We expect an agreement to be reached eventually, albeit in a slightly different form – We expect an agreement to be reached before the end of the year under our base case. Since there is a lot at stake for the entire EU, we expect the parties to reach a compromise eventually. We expect such a compromise to result in a slightly weakened form of the rule-of-law mechanism, reducing its power to actually prevent funds from flowing to Poland and Hungary in case of breaches of the rule-of-law. However, there are significant risks that the EU budget and Recovery Fund will be delayed. We expect a minor delay to be manageable, as currently the borrowing of recovery funds by the EU is expected to start in Q2 2021 and the economic impact is expected to kick-in in the second half of 2021. However, we expect a delay of multiple more months to be more problematic. Recovery Fund borrowing could then be delayed until the second half of 2021, and funds may not be disbursed until the start of 2022, which would weaken the economic recovery of the EU’s most vulnerable economies.

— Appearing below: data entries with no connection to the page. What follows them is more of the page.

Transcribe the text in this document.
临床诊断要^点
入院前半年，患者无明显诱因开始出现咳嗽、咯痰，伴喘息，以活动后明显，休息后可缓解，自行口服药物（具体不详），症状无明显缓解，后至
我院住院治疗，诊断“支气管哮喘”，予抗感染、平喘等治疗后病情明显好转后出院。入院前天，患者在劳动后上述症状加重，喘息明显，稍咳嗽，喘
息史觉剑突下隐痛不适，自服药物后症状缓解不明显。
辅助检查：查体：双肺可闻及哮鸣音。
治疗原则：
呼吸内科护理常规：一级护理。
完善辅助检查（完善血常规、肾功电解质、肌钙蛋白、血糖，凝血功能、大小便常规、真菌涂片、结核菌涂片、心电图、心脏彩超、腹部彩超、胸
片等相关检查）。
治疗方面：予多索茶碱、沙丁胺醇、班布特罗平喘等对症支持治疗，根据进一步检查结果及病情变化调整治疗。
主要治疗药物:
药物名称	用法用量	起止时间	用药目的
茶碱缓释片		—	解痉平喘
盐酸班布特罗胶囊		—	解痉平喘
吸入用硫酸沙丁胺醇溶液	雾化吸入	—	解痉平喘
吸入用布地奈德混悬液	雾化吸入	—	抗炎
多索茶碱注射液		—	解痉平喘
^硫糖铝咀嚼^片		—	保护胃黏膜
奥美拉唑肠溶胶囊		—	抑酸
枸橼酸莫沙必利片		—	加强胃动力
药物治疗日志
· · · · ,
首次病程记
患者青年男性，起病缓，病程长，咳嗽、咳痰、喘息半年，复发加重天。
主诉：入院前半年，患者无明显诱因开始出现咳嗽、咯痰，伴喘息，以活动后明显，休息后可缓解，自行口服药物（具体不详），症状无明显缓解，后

Markets are not pricing in significant risk of a delayed EU budget and Recovery Fund – We judge that the risk that there won’t be an agreement before the end of the year has not been priced into peripheral spreads. Indeed, we expect an agreement to be reached before the end of the year. However, we judge that the market underestimates the probability that EU-leaders fail to reach an agreement within a few weeks, given the fact that peripheral spreads are relatively tight. Country spreads over Germany tightened significantly in response to the Recovery Fund proposals in July, with the strongest spread compression across the periphery. For example, the Italian spread tightened by more than 50bps on the back of the proposals. If EU leaders fail to compromise soon, then we expect country spreads to widen and spread volatility to increase, which will be most pronounced for peripheral spreads.